Structured output guarantee: Pydantic AI ensures tool results conform to defined schemas, eliminating runtime type errors

04

Dependency injection system cleanly separates your Doofinder connection logic from agent behavior for testable, maintainable code

Doofinder + Pydantic AI Use Cases

Practical scenarios where Pydantic AI combined with the Doofinder MCP Server delivers measurable value.

01

Type-safe data pipelines: query Doofinder with guaranteed response schemas, feeding validated data into downstream processing

02

API orchestration: chain multiple Doofinder tool calls with Pydantic validation at each step to ensure data integrity end-to-end

03

Production monitoring: build validated alert agents that query Doofinder and output structured, schema-compliant notifications

04

Testing and QA: use Pydantic AI's dependency injection to mock Doofinder responses and write comprehensive agent tests

Doofinder MCP Tools for Pydantic AI (10)

These 10 tools become available when you connect Doofinder to Pydantic AI via MCP:

01

get_indices

Identify precise active arrays spanning native Gateway auth

02

get_items

Inspect deep internal arrays mitigating specific Plan Math

03

get_search_engines

Dispatch an automated validation check routing explicit Gateway history

04

get_stats

Identify precise active arrays spanning native Hold parsing

05

search_custom

Irreversibly vaporize explicit validations extracting rich Churn flags

06

search_filtered

]` bounding exactly custom limits cutting off unrelated SKU branches. Perform structural extraction of properties driving active Account logic

07

search_keyword

Identify bounded CRM records inside the Headless Doofinder Platform

08

search_pagination

Retrieve explicit Cloud logging tracing explicit Vault limits

09

search_sorted

Provision a highly-available JSON Payload generating hard Customer bindings

10

suggest

Enumerate explicitly attached structured rules exporting active Billing

Example Prompts for Doofinder in Pydantic AI

Ready-to-use prompts you can give your Pydantic AI agent to start working with Doofinder immediately.

01

"Search for 'summer shoes' in Doofinder"

02

"Show me the search stats for the last 7 days"

03

"Get suggestions for partial query 'iph'"

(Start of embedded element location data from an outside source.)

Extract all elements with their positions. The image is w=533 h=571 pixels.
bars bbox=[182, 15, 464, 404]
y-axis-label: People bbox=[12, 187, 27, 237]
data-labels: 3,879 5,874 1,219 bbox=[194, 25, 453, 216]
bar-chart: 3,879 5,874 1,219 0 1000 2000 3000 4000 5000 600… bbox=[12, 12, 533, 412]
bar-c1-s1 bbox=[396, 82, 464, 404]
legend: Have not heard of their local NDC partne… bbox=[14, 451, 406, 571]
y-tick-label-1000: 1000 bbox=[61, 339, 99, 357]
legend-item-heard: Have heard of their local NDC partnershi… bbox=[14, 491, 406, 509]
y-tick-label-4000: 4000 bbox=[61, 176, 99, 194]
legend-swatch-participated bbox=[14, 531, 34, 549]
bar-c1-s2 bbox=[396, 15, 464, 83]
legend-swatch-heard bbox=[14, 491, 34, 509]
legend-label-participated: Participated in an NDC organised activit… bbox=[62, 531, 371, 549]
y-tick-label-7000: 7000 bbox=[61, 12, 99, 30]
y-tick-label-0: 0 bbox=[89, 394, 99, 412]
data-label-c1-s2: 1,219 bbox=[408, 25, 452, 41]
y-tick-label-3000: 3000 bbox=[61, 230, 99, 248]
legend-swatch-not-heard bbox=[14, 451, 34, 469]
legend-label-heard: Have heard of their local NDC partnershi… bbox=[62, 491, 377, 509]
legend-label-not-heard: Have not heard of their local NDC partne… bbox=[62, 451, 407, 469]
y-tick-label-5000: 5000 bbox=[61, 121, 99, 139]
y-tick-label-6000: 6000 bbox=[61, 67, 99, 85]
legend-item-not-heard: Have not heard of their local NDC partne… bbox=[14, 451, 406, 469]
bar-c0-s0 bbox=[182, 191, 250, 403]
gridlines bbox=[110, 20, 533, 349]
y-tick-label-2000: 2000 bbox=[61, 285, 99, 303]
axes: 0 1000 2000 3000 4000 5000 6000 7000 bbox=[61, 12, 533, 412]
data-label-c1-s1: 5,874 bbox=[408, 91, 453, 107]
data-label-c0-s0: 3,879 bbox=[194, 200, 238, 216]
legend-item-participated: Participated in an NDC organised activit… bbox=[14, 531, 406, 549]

Troubleshooting Doofinder MCP Server with Pydantic AI

Common issues when connecting Doofinder to Pydantic AI through the Vinkius, and how to resolve them.

01

MCPServerHTTP not found

Update: pip install --upgrade pydantic-ai

Doofinder + Pydantic AI FAQ

Common questions about integrating Doofinder MCP Server with Pydantic AI.

01

How does Pydantic AI discover MCP tools?

Create an MCPServerHTTP instance with the server URL. Pydantic AI connects, discovers all tools, and generates typed Python interfaces automatically.
02

Does Pydantic AI validate MCP tool responses?

Yes. When you define result types as Pydantic models, every tool response is validated against the schema. Invalid data raises a clear error instead of silently corrupting your pipeline.
03

Can I switch LLM providers without changing MCP code?

Absolutely. Pydantic AI abstracts the model layer. your Doofinder MCP integration works identically with OpenAI, Anthropic, Google, or any supported provider.

Connect Doofinder to Pydantic AI

Get your token, paste the configuration, and start using 10 tools in under 2 minutes. No API key management needed.